Lamas sigue. Lo que quiero decir es que es fácil querer intervenir cuando los que estuvimos trabajando en este proyecto fuimos nosotros, durante meses, codo a codo con los estudiantes. Ninguno de ustedes, salvo Codina o Méndez –dos jóvenes militantes recientemente recibidos, estrenando cargos docentes. Miran fascinados por poder participar al fin de la asamblea docente- que se reunieron innumerable cantidad de veces con el centro de estudiantes para mejorar el proyecto. Ustedes siempre son los políticamente correctos, pero su pulcritud es la garantía de su cómoda neutralidad.

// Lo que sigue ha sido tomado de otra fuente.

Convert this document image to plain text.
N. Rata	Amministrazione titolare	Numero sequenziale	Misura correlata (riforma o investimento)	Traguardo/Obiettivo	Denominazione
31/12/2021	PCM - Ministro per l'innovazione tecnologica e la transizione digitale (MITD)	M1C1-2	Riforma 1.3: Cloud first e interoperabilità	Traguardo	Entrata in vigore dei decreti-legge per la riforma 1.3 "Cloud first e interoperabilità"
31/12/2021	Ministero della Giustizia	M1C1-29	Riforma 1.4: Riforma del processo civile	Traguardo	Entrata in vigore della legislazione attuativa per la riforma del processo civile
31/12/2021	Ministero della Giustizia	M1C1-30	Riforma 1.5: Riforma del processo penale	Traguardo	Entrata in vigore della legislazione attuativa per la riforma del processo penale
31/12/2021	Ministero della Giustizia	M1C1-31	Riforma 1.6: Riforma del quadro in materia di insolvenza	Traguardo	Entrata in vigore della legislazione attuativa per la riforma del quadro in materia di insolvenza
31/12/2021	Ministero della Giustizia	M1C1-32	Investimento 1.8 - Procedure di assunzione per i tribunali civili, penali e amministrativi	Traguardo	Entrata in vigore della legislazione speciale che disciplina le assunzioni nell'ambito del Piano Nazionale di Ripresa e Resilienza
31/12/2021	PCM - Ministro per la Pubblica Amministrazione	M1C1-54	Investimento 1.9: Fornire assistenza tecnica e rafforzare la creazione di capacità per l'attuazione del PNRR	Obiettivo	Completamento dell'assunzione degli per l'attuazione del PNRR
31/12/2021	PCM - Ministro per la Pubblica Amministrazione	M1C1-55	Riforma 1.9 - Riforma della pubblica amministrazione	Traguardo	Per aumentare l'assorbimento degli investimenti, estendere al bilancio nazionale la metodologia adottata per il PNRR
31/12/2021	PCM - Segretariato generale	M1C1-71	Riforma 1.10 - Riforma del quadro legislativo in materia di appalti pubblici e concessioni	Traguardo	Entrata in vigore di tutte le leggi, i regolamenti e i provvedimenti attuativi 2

El abucheo se levanta tímido. El Vicedecano, con años de conocer la letra oculta de los reglamentos, grita desde un rincón para que se respete el orden de pedido de la palabra. Un par de rubias titulares de cátedra hablan cuando quieren, paradas desde los costados, probando de facto que ese orden no las atraviesa. Corina se levanta para irse cuando uno de los jerarcas comienza a armar su gesto de suficiencia desde el cual comenzará a contestar. Está harta de que nadie haya llevado el mate, pero que cualquiera que pasa le pida que le convide uno. En el patio cercado por los edificios, los limoneros que se plantaron alguna vez tratan de sobrevivir a las hormigas y al paso de los estudiantes. Un fino hilo de aire otoñal sopla con tímido auspicio mientras tira la mitad de la yerba.